Peripheral blood samples were obtained from healthy volunteers after an informed consent and approval by the Ethics Committee, University Hospital Hradec Kralove, Sokolska 581, 500 05 Hradec Kralove (reference number 201902 S22P), Czech Republic. Peripheral monocytes were isolated from whole blood using RosetteSep™ Human Monocyte Enrichment Cocktail (STEMCELL Technologies Inc.,Vancouver, Canada) according to manufacturer’s protocol. The purified monocytes were verified by flow cytometry (~94%) and maintained in RPMI 1640 supplemented with 20% human autologous serum and Primocin™ (100 µg/mL, InvivoGen, San Diego, CA, USA). The cells were incubated in a humidified atmosphere of 5% CO2 at 37 °C.

2.5. Cell Viability and Plasma Membrane Integrity

Cell viability was assessed through lactate dehydrogenase (LDH) assay. THP-1 cells were seeded in flat bottom 96-well plates at the density 4 × 104 cells per well and treated with phorbol 12-myristate 12-acetate (PMA; 25 ng/mL, Sigma-Aldrich, St. Luis, MO, USA) for 72 h. After differentiation, cells were washed and exposed to increasing concentration of GP and MWCNT in media (5–60 µg/mL) for 24–72 h. Cells with no exposure and cells exposed to sodium cholate were used as controls. Supernatants were centrifuged at 10,000× g for 10 min to eliminate GP and MWCNT and transferred into a new flat bottom 96-well plate. The LDH assay was performed according to the manufacturer’s protocol. Absorbance was measured in a microplate spectrophotometer Synergy HTX (Biotek, Bad Friedrichshall, Germany) at 490 nm, with 690 nm set as the reference wavelength.

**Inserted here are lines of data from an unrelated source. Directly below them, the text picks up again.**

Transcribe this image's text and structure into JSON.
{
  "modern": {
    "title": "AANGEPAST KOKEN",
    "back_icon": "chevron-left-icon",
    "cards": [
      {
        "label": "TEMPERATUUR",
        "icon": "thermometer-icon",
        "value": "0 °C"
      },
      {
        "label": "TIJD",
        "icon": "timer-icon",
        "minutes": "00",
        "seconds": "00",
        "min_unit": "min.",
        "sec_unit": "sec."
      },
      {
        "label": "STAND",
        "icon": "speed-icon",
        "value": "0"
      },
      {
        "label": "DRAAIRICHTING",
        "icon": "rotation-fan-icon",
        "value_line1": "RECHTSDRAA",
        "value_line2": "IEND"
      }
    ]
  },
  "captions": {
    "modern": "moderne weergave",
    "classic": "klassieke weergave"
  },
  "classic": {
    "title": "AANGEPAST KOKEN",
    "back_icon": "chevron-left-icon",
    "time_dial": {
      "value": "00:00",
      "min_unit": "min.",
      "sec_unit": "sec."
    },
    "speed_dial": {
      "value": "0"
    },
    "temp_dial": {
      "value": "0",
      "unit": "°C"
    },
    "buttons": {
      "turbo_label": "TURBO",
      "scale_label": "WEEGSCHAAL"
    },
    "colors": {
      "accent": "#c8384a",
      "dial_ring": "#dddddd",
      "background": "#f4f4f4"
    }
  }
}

2.6. Mitochondrial Potential Detection

PMA differentiated THP-1 cells exposed to all C-BNM samples were washed with a phosphate buffered solution (PBS) and subsequently treated with cell permeable probe tetramethylrhodamine ethyl ester (TMRE, 750 nM, Sigma-Aldrich, St. Luis, MO, USA) for 30 min. TMRE intensity fluorescence was determined by the microplate spectrophotometer with excitation/emission wavelengths of 549/575 nm. GP and MWCNT were incubated with fluorescence probes to determine possible interferences. TMRE-stained mitochondria were also observed using a holotomographical microscope Nanolive 3D Cell Explorer – fluo with software STEVE version 1.6.3496 (Nanolive, Ecublens, Switzerland).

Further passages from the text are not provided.